While we are on the topic of ancient languages, can anyone point me to any research work on why and how any particular culture decided for or against a written form?

One of my friends brought this up a few days ago, that rarely are there any written form of any tribal African language. My guess was that most languages incorporated a written form to keep track of property records and religious and social laws. Many African tribes just didn't need those records, and knew the tribal customs well enough that they did not need any reminder a la the Tablets of Hamburabi. (This is true of the preservation of the Holy Quran. Not until there were significant number of Hafiz - people who had memorized the Quran - were killed at a war did Uthman decide to compile the entire Quran in one piece. There did exist written copies of the various verses, but, only a dire need for preservation moved Uthman to compile the entire book in one volume.)

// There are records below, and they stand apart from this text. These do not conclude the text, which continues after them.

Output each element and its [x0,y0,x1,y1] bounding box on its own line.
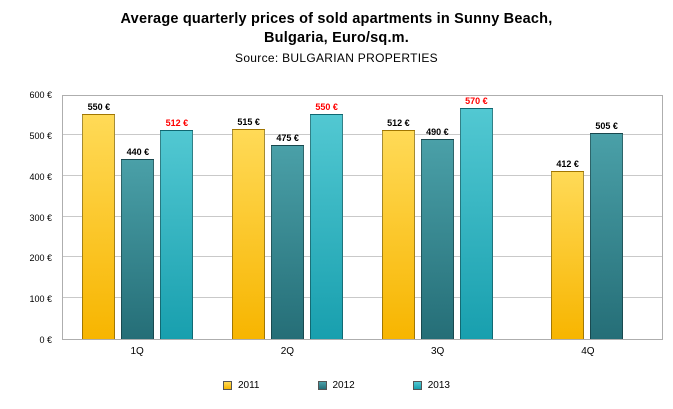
chart-source: Source: BULGARIAN PROPERTIES [235,51,438,65]
gridline [63,174,662,176]
x-tick-label: 3Q [430,346,445,357]
legend: 2011 2012 2013 [0,380,673,391]
bar-rect [310,114,344,339]
bar-group-2q: 515 € 475 € 550 € [213,96,363,339]
bar-2012-2q: 475 € [271,96,305,339]
bar-value-label: 550 € [315,102,338,113]
y-tick-label: 600 € [29,90,52,100]
y-tick-label: 300 € [29,212,52,223]
bar-rect [551,170,585,339]
gridline [63,256,662,258]
bar-value-label: 505 € [595,120,618,131]
bar-group-4q: 412 € 505 € [512,96,662,339]
gridline [63,215,662,217]
bar-value-label: 570 € [465,96,488,106]
bar-2011-4q: 412 € [551,96,585,339]
legend-label: 2013 [427,380,450,391]
y-tick-label: 400 € [29,171,52,182]
legend-item-2013: 2013 [412,380,450,391]
plot-area: 550 € 440 € 512 € 515 € 475 € 550 € 512 € 490 €… [62,95,663,340]
bar-value-label: 490 € [426,126,449,137]
chart-title-line1: Average quarterly prices of sold apartme… [120,11,553,27]
bar-value-label: 512 € [165,117,189,128]
bar-group-1q: 550 € 440 € 512 € [63,96,213,339]
y-tick-label: 500 € [29,130,52,141]
bar-2012-3q: 490 € [420,96,454,339]
chart-title-line2: Bulgaria, Euro/sq.m. [264,30,409,46]
bar-value-label: 412 € [556,158,579,169]
bar-rect [232,128,266,339]
x-tick-label: 1Q [130,346,144,357]
gridline [63,297,662,299]
legend-item-2011: 2011 [222,380,260,391]
bar-rect [381,129,415,339]
bar-2012-4q: 505 € [590,96,624,339]
bar-rect [459,108,493,339]
chart-header: Average quarterly prices of sold apartme… [0,0,673,65]
legend-swatch-2011 [222,381,232,390]
bar-groups: 550 € 440 € 512 € 515 € 475 € 550 € 512 € 490 €… [63,96,662,339]
legend-swatch-2012 [317,381,327,390]
legend-label: 2011 [237,380,260,391]
bar-group-3q: 512 € 490 € 570 € [363,96,513,339]
bar-rect [271,145,305,339]
bar-2013-3q: 570 € [459,96,493,339]
y-tick-label: 100 € [29,294,52,305]
y-tick-label: 200 € [29,253,52,264]
legend-swatch-2013 [412,381,422,390]
gridline [63,133,662,135]
bar-2011-3q: 512 € [381,96,415,339]
bar-value-label: 550 € [87,102,111,113]
bar-rect [160,129,194,339]
bar-2012-1q: 440 € [121,96,155,339]
bar-2011-1q: 550 € [82,96,116,339]
x-tick-label: 4Q [581,346,595,357]
bar-2013-1q: 512 € [160,96,194,339]
bar-rect [121,159,155,339]
bar-value-label: 515 € [237,116,260,127]
bar-value-label: 475 € [276,133,299,144]
x-tick-label: 2Q [280,346,295,357]
legend-label: 2012 [332,380,355,391]
bar-2013-2q: 550 € [310,96,344,339]
y-axis: 0 € 100 € 200 € 300 € 400 € 500 € 600 € [0,90,58,345]
bar-2011-2q: 515 € [232,96,266,339]
x-axis: 1Q 2Q 3Q 4Q [62,343,663,357]
bar-rect [420,138,454,339]
bar-value-label: 440 € [126,147,150,158]
bar-rect [82,114,116,339]
bar-value-label: 512 € [387,117,410,128]
bar-rect [590,132,624,339]
y-tick-label: 0 € [39,335,52,345]
legend-item-2012: 2012 [317,380,355,391]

Not to give anyone the wrong impression, I should clarify that I am not implying anything racist towards any group/race etc. I am just curious as to if there have been any significant research about the lack of written from in tribal African languages and how it all fits into the big picture of how and when did the various cultures decide that they needed a written form of the language they speak.
posted by tamim at 12:42 AM on May 7, 2001


I think that you had the answer already in terms of writing fulfilling a social need. Civilizations which develop into powerful agricultural societies also develop elites, taxation and the need for accurate record keeping. From there the written word serves the needs of the religious order. Once they get around to amassing enough man-power to build megalithic architectural projects I think they need some kind of decent writing system.

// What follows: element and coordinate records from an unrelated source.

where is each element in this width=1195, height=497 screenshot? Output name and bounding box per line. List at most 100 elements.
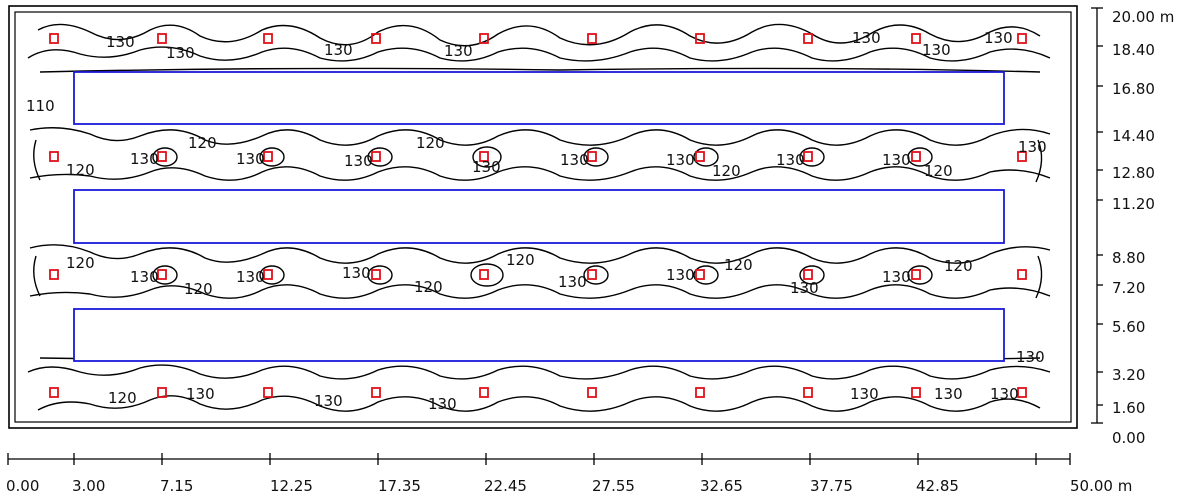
contour-label: 130 (934, 385, 963, 403)
y-tick-label: 14.40 (1112, 127, 1155, 145)
luminaire-marker-icon (803, 33, 813, 44)
contour-label: 130 (1016, 348, 1045, 366)
luminaire-marker-icon (371, 151, 381, 162)
contour-label: 130 (922, 41, 951, 59)
y-tick-label: 16.80 (1112, 80, 1155, 98)
contour-label: 130 (666, 151, 695, 169)
luminaire-marker-icon (479, 151, 489, 162)
contour-label: 120 (724, 256, 753, 274)
contour-label: 130 (236, 268, 265, 286)
luminaire-marker-icon (371, 269, 381, 280)
luminaire-marker-icon (803, 151, 813, 162)
luminaire-marker-icon (263, 387, 273, 398)
luminaire-marker-icon (803, 269, 813, 280)
luminaire-marker-icon (157, 269, 167, 280)
room-outer-frame (8, 5, 1078, 429)
contour-label: 130 (314, 392, 343, 410)
room-inner-frame (14, 11, 1072, 423)
contour-label: 130 (166, 44, 195, 62)
contour-label: 130 (882, 151, 911, 169)
contour-label: 130 (428, 395, 457, 413)
contour-label: 120 (506, 251, 535, 269)
obstacle-rack-2 (73, 189, 1005, 244)
obstacle-rack-1 (73, 71, 1005, 125)
contour-label: 130 (852, 29, 881, 47)
contour-label: 120 (66, 254, 95, 272)
contour-label: 120 (108, 389, 137, 407)
luminaire-marker-icon (587, 269, 597, 280)
y-tick-label: 8.80 (1112, 249, 1145, 267)
contour-label: 130 (236, 150, 265, 168)
y-tick-label: 12.80 (1112, 164, 1155, 182)
contour-label: 120 (924, 162, 953, 180)
y-tick-label: 11.20 (1112, 195, 1155, 213)
luminaire-marker-icon (803, 387, 813, 398)
contour-label: 120 (66, 161, 95, 179)
contour-label: 130 (850, 385, 879, 403)
x-tick-label: 3.00 (72, 477, 105, 495)
luminaire-marker-icon (263, 269, 273, 280)
contour-label: 130 (186, 385, 215, 403)
luminaire-marker-icon (371, 387, 381, 398)
contour-label: 130 (342, 264, 371, 282)
contour-label: 130 (444, 42, 473, 60)
luminaire-marker-icon (695, 269, 705, 280)
luminaire-marker-icon (1017, 151, 1027, 162)
contour-label: 130 (1018, 138, 1047, 156)
luminaire-marker-icon (911, 269, 921, 280)
contour-label: 130 (130, 150, 159, 168)
luminaire-marker-icon (479, 33, 489, 44)
luminaire-marker-icon (587, 387, 597, 398)
x-tick-label: 12.25 (270, 477, 313, 495)
luminaire-marker-icon (49, 33, 59, 44)
luminaire-marker-icon (1017, 269, 1027, 280)
contour-label: 130 (882, 268, 911, 286)
luminaire-marker-icon (49, 387, 59, 398)
luminaire-marker-icon (1017, 387, 1027, 398)
contour-value-labels: 130 130 130 130 130 130 130 110 120 130 … (26, 29, 1047, 413)
y-tick-label: 5.60 (1112, 318, 1145, 336)
obstacles (73, 71, 1005, 362)
luminaire-marker-icon (695, 387, 705, 398)
luminaire-marker-icon (157, 387, 167, 398)
contour-label: 120 (712, 162, 741, 180)
contour-label: 120 (414, 278, 443, 296)
luminaire-marker-icon (587, 151, 597, 162)
luminaire-marker-icon (911, 33, 921, 44)
luminaire-markers (49, 33, 1027, 398)
obstacle-rack-3 (73, 308, 1005, 362)
luminaire-marker-icon (911, 151, 921, 162)
luminaire-marker-icon (263, 151, 273, 162)
luminaire-marker-icon (479, 269, 489, 280)
x-tick-label: 42.85 (916, 477, 959, 495)
luminaire-marker-icon (911, 387, 921, 398)
y-tick-label: 20.00 m (1112, 8, 1174, 26)
contour-label: 120 (188, 134, 217, 152)
x-axis: 0.00 3.00 7.15 12.25 17.35 22.45 27.55 3… (6, 453, 1132, 495)
y-axis: 20.00 m 18.40 16.80 14.40 12.80 11.20 8.… (1091, 7, 1174, 447)
x-tick-label: 37.75 (810, 477, 853, 495)
contour-label: 120 (944, 257, 973, 275)
luminaire-marker-icon (157, 151, 167, 162)
x-tick-label: 22.45 (484, 477, 527, 495)
contour-label: 130 (324, 41, 353, 59)
y-tick-label: 18.40 (1112, 41, 1155, 59)
contour-label: 130 (666, 266, 695, 284)
x-tick-label: 50.00 m (1070, 477, 1132, 495)
x-tick-label: 0.00 (6, 477, 39, 495)
luminaire-marker-icon (479, 387, 489, 398)
y-tick-label: 1.60 (1112, 399, 1145, 417)
contour-label: 130 (130, 268, 159, 286)
y-tick-label: 3.20 (1112, 366, 1145, 384)
x-tick-label: 7.15 (160, 477, 193, 495)
luminaire-marker-icon (49, 269, 59, 280)
luminaire-marker-icon (695, 33, 705, 44)
luminaire-marker-icon (371, 33, 381, 44)
contour-label: 130 (558, 273, 587, 291)
x-tick-label: 32.65 (700, 477, 743, 495)
contour-label: 120 (184, 280, 213, 298)
contour-label: 130 (560, 151, 589, 169)
luminaire-marker-icon (49, 151, 59, 162)
contour-label: 130 (984, 29, 1013, 47)
contour-label: 130 (344, 152, 373, 170)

A possible counterexample to this is the Incan civilization which got by using some kind accounting system which was based on tying knots on a bunch of strings. (This may have been a writing system but it is no longer understood).

It would be interesting to know if the Zimbabwe civilization of Southern Africa ever developed a written language to go with its impressive architecture. Unfortunately (at least for my theory) no evidence there of writing has been found.

The Arabs in your example had been literate for millennia before the Quran. So had the Yemenis, Ethiopians and of course the Egyptians, Mesopotamians, Hebrews and Phoenicians.

I think a good introduction to this notion of social development begetting the need for writing is in the book:
"Guns, Germs and Steel" by Jared Diamond
posted by lagado at 1:25 AM on May 7, 2001


What is a thought?

Okay, now it's getting harder... What are words and how do they map to thoughts? What are thoughts?

Um............pass?
posted by lagado at 1:30 AM on May 7, 2001


I did not mean to imply Quran begat the Arabic language. I was just illustrating the "pressing need to keep records" that made them compile already existing copies of various verses.

Is there any culture[s] that rejected a "written form" of their language? Is there any group[s] of people still in existance without any form of written communication? And how did some of these civilizations without any written language build thier cities/towns without any blueprints or measurements?

BTW, lagado, I answered without any qualified proof. For the sake of good-ol' academic incest, are there any other research papers on these theories? [Or do I have to wait for re-runs of "In Search of" on A&E ?] (j/k)
posted by tamim at 1:40 AM on May 7, 2001


So if we can leave aside this vicious flamewar {deadpan} on Linear B and alphabetic systems ...

What is the significance of the BMAC in terms of what was previously known about the region? Was this area simply considered to be like other areas on the margins, a fringe pre-literate civilization that was absorbed as technology and social structures spread out from the Fertile Crescent? Does the fact that it seems to have been something more throw any monkey wrenches into conventional wisdom about that spread? What does it suggest about other regions: is it possible other such civilizations have been overlooked because of academic assumptions, or is it simply a matter of having been locked away in the USSR for so long? What can we say about the independent influence it may have had on northern nomadic peoples?

And does anyone else see BMAC and think, "Bactrian Margiana Athletic Club"?
posted by dhartung at 5:28 AM on May 7, 2001




Is there any culture[s] that rejected a "written form" of their language? Is there any group[s] of people still in existance without any form of written communication? And how did some of these civilizations without any written language build thier cities/towns without any blueprints or measurements?

There are certainly cases of people losing the written word, the Archaic Greeks and their Linear B script is a good example. This was associated with the collapse of their society around 1200 BC into a "Dark Age" before it reemerged again in its more well known form with Homer and the (phoenician) alphabet. In the process they also lost nearly all recollection of that previous civilization.

The Mayans also stopped using their writing or atleast appeared to do so when they stopped building monumental architecture around 800 AD. Nevertheless there were enough readers and writers of Mayan alive in 1566 for the Franciscan Diego de Landa to be able to write down a crude mapping of the Spanish alphabet to Mayan symbols (and thus create a kind of "rosetta stone" text which later became invaluable to modern decipherers).

I don't know of other advanced civilizations abandoning their writing system other than to either pick up a new one or as a consequence of some catastrophic collapse.
posted by lagado at 6:49 PM on May 7, 2001


What are words and how do they map to thoughts?

Oh, you don't even want to begin to hear all the stuff that semanticians have to say on the subject. You really don't want to hear the fights they have about it (though you might enjoy hearing about some of the fights on the subject--Randy Allen Harris has a nice layman-friendly account of the bad blood spilt over it in the '70s).

Once again, I've gone hideously off topic. Drat. Sorry, I just can't help myself when it comes to my beloved object of study.